PARIS Fashion Week began on Wednesday (January 21), launching days of menswear shows that will build up to the haute couture main event – all of it under high security imposed since the attacks in the French capital this month.
Big-name brands Valentino, Louis Vuitton, Givenchy and Dior are to send out their Autumn-Winter men's collections over five days, along with the creations of nearly 50 other designers.
Come Sunday (January 25), the exclusive haute couture houses – Versace, Chanel, Christian Dior, Valentino and Jean Paul Gaultier among them – take over, draping their ultra-expensive women's spring-summer outfits over lithe models for another five days.
Some 4,000 people – designers, buyers, celebrities, journalists, bloggers, mavens and well-connected fashion fans – are expected over the course of the menswear shows, with an elite core staying on for the couture spectacles.
First out the gate on Wednesday was Lucien Pellat-Finet, a designer using high-end cashmere to make streetwear imprinted with images of skulls and cannabis leaves.
Sleek and a little subversive, the jackets, T-shirts and pants are especially popular with well-heeled Japanese and US youths with rebellious self-images.
A couple of male models of Justin Bieber ilk displayed the latest offer: outfits still jaunty, albeit a little more sombre than Pellat-Finet's past collections.
The designer dismissed any suggestion fear from the recent attacks was seeping into his collection.
"You can't let yourself be swept away by any sort of depression. My work is 80 per cent exported and you have to avoid a negative attitude with foreign clients," he said.
"Where there is life there is hope," he added. "The message of French fashion is that it's an idea of liberty."
Soldiers, police deployed
The image of France and its fashionable capital, though, has been tested in the past couple of weeks, since the January 7 attack on the Charlie Hebdo satirical newspaper followed two days later by twin hostage dramas in which elite police commandos killed the perpetrators.
Authorities are maintaining the highest level of security to counter possible further attacks. Thousands of police and soldiers have been deployed across the city, guarding public buildings, media offices, places of worship, and the transport network.
Measures have been extended to the high-profile fashion events in an effort "to reassure those attending the shows and those participating in them," according to a statement by Stephane Wargnier, head of the organising Federation Francaise de la Couture.
Attendees are notably being subjected to identity checks and bag inspections.
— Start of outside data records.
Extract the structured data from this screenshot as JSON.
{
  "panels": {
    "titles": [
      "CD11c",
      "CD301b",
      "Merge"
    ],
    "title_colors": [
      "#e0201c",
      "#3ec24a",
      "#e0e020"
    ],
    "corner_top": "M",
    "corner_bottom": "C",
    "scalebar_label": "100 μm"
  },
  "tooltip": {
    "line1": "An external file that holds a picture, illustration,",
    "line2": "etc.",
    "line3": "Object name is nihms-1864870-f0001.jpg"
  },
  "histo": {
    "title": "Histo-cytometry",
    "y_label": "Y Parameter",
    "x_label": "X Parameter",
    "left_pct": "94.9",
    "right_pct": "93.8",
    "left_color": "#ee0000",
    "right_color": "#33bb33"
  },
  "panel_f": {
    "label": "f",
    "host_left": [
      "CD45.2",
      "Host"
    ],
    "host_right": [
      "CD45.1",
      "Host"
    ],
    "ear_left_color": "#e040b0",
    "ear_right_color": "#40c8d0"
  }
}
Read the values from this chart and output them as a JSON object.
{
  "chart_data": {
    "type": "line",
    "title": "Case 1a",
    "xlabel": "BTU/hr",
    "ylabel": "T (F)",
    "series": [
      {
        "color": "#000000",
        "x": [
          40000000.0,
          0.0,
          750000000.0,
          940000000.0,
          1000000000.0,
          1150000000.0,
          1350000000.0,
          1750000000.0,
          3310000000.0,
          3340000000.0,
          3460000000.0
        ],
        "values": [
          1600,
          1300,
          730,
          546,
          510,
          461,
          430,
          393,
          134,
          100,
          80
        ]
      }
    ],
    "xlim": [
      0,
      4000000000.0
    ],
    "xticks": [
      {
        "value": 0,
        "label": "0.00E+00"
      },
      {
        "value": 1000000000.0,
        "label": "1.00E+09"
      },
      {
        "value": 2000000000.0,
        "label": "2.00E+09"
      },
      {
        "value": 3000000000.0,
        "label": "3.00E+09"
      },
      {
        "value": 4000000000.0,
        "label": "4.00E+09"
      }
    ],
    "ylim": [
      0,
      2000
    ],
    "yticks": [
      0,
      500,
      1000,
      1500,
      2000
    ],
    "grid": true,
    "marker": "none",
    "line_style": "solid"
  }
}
The measures are especially important given the intense media attention focused on the shows and the Hollywood and music stars who usually turn up.
Little sign of unease
There was little evidence of unease among the first attendees of the shows.
A senior editor for the Japanese men's style magazine Leon, Masaki Horikawa, was relaxed as he studied the clothes with colleagues.
He said he expected several of the other Paris shows to present a similar style in their collections, following on from the trend already seen last season – "relaxed, clean lines, using rich fabrics and expensive leather".
While less important than the women's fashion shows, worldwide attention has nonetheless steadily grown for the menswear collections because of increasing interest by men in their style.
"Homosexuals played a role of precursor in this change. They started the process by making banal what used to be poorly accepted or even taboo for boys," said Gerald Cohen, a PR agent for the fashion houses who has come out with a book on how fashion reflects a changing world.
Because of this, throwback wear from the 1970s and 1980s are making a comeback, he said, "becoming trendy for men whatever their sexual orientation, and the rest of mens' wardrobes are following".